When the owner, president, or chief executive officer (CEO) of a company goes through a divorce, it often seems like the whole company goes through the divorce at the same time.

If this is your situation, you may want to keep your divorce fairly private in order to minimize the impact it has on the company. There are some very good reasons to take this approach:

-- If your spouse is making some ugly accusations about your personal life, that could affect the way that you are regarded professionally.

-- Shareholders, other executives and employees may wonder if you are properly focused on the company while you are work.

-- Employees of a closely-held or family-owned business may worry that your divorce will end up dividing or damaging the business. Your better employees may decide to start examining their employment prospects elsewhere out of concern for their own financial security.

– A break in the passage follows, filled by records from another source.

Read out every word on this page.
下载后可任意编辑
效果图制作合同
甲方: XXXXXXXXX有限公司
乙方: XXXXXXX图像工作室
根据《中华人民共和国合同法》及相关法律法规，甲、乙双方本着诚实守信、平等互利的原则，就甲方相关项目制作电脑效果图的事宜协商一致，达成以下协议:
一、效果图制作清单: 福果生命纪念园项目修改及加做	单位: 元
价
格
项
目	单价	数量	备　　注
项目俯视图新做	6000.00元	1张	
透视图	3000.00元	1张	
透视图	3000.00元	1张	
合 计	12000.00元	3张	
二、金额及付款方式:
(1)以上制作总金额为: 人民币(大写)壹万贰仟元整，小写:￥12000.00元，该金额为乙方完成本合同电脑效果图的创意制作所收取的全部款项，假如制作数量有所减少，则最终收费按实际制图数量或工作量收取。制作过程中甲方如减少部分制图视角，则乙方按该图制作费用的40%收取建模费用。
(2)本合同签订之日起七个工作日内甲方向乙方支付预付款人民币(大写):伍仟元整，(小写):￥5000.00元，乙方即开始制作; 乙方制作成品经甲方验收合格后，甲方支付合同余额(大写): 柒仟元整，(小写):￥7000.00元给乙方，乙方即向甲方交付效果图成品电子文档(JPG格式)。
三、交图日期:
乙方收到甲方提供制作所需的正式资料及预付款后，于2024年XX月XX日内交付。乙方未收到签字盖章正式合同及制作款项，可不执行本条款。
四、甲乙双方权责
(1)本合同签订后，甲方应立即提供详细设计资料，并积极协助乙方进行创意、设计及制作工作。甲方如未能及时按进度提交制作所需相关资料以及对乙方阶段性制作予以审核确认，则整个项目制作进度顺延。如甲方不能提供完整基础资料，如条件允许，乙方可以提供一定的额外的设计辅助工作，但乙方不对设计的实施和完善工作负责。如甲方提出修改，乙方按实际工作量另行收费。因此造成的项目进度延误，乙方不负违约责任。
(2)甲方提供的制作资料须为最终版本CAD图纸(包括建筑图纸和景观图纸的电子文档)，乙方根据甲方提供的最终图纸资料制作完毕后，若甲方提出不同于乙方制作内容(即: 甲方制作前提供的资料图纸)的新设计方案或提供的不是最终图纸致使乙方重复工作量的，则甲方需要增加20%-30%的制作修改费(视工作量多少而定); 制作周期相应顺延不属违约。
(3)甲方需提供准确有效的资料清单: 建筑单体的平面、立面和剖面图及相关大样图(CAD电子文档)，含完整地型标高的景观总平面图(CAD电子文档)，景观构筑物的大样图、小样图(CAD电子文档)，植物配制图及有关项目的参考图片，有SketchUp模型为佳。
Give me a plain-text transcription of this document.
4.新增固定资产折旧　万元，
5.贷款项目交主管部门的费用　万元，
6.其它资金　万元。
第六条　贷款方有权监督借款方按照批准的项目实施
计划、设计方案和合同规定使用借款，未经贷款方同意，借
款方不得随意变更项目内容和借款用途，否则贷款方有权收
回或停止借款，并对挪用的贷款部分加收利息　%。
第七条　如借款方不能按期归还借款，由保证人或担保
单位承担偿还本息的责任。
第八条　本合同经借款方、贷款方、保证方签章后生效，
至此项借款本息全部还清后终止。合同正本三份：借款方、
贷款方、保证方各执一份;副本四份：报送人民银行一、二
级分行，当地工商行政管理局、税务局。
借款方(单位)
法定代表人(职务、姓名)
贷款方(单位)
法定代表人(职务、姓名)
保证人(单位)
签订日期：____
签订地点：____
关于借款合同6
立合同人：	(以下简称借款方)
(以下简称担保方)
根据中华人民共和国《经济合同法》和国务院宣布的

-- It's possible that your spouse has some intimate knowledge of the company's inner workings, simply because of his or her relationship with you. That information could end up becoming public knowledge if your spouse decides that letting some of it surface could serve his or her personal interests (if only out of revenge).

-- Your divorce could change the controlling structure of the company if your assets are tied up in the company. Your spouse may end up obtaining possession of a significant part of those holdings. The possibility alone could make investors and clients nervous and cause some to distance themselves early while they wait to see what kind of fallout happens.

The best thing that you can do if you're faced with a divorce that could affect your business (or the way that others perceive your business) is to find an attorney who can help you work with your spouse out of court as much as possible.

Any high-profile couple that wants to keep their private information private should consider mediation over the more difficult issues, like custody and support. Ultimately, presenting a "unified front" through your divorce can help both you and your spouse move on more easily.